Research And Implementation Of Host Protection System Based On Traffic Behavior

With the rapid development of network technology, the Internet is playing an increasingly role in people's daily life. The emergence of a large number of network applications and services such as E-commerce, online banking services have brought great convenience to people's daily life,but also provided a broad platform for the profit-making of the lawless elements. In recent years, the rising network crimes brought large economic losses and caused great negative impact to the harmonious development of society as a whole. Network security has become a critical and urgent problem.The contributions of this thesis are summarized as follows. Based on analyzing the security threats current network is facing, we review the principles, categories and ongoing developments of network defense technology, and highlight the import role of network traffic analysis in securing network.
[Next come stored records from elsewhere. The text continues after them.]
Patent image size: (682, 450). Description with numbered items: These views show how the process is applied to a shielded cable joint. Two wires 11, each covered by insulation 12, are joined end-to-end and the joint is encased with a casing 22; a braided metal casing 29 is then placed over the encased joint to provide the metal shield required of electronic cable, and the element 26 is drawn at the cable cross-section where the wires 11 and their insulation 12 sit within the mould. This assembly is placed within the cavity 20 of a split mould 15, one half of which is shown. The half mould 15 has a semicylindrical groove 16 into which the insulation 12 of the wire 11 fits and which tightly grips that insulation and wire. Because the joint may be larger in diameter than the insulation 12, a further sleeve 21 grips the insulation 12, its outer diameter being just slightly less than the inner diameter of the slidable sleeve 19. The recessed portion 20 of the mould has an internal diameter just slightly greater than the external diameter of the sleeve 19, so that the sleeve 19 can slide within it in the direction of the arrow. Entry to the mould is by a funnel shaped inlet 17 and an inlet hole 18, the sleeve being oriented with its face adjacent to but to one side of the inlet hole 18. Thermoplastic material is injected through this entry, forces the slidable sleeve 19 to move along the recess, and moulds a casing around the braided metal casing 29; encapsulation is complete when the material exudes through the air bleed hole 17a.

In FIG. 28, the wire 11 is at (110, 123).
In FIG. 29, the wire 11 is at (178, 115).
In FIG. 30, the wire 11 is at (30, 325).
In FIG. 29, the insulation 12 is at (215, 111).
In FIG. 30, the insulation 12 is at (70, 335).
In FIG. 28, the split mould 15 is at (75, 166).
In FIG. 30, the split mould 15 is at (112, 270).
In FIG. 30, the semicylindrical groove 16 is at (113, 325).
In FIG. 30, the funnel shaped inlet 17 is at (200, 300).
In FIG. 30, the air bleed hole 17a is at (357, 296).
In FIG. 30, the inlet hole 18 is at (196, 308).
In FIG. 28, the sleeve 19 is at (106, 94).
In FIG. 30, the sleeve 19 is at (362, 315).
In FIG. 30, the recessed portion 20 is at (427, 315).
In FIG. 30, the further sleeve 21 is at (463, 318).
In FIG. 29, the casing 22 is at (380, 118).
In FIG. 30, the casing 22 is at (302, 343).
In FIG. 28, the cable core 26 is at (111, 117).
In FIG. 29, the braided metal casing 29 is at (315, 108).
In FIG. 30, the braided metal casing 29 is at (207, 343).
Based on a comparative study of several typical network traffic classification algorithms, we design and implement a novel behavior-based classification approach, which characterizes the network state of a host by accurately classifying its outbound traffic, in order to recognize and prevent suspicious behaviors. Furthermore, we study the details involved in the construction of knowledge base and data organization based on traffic characteristics. Finally, on the basis of current intrusion detection theory, we design and implement a traffic characteristic based technology to detect malicious network behaviors. The experiments show that this technology can effectively recognize the malicious behaviors aim at illegally accessing files.Based on the network traffic analysis technologies discussed above, we design and implement the NSP-TB host security protection system to regulate host behaviors and protect sensitive data. All the details, ranging from the goals, overall structure, function design, module design to the implementation of this system, are presented in this thesis, and the system is well tested to analyze its performance under all conditions. Finally, we conclude this system by exploring the flaws that we would like to reserve as future work.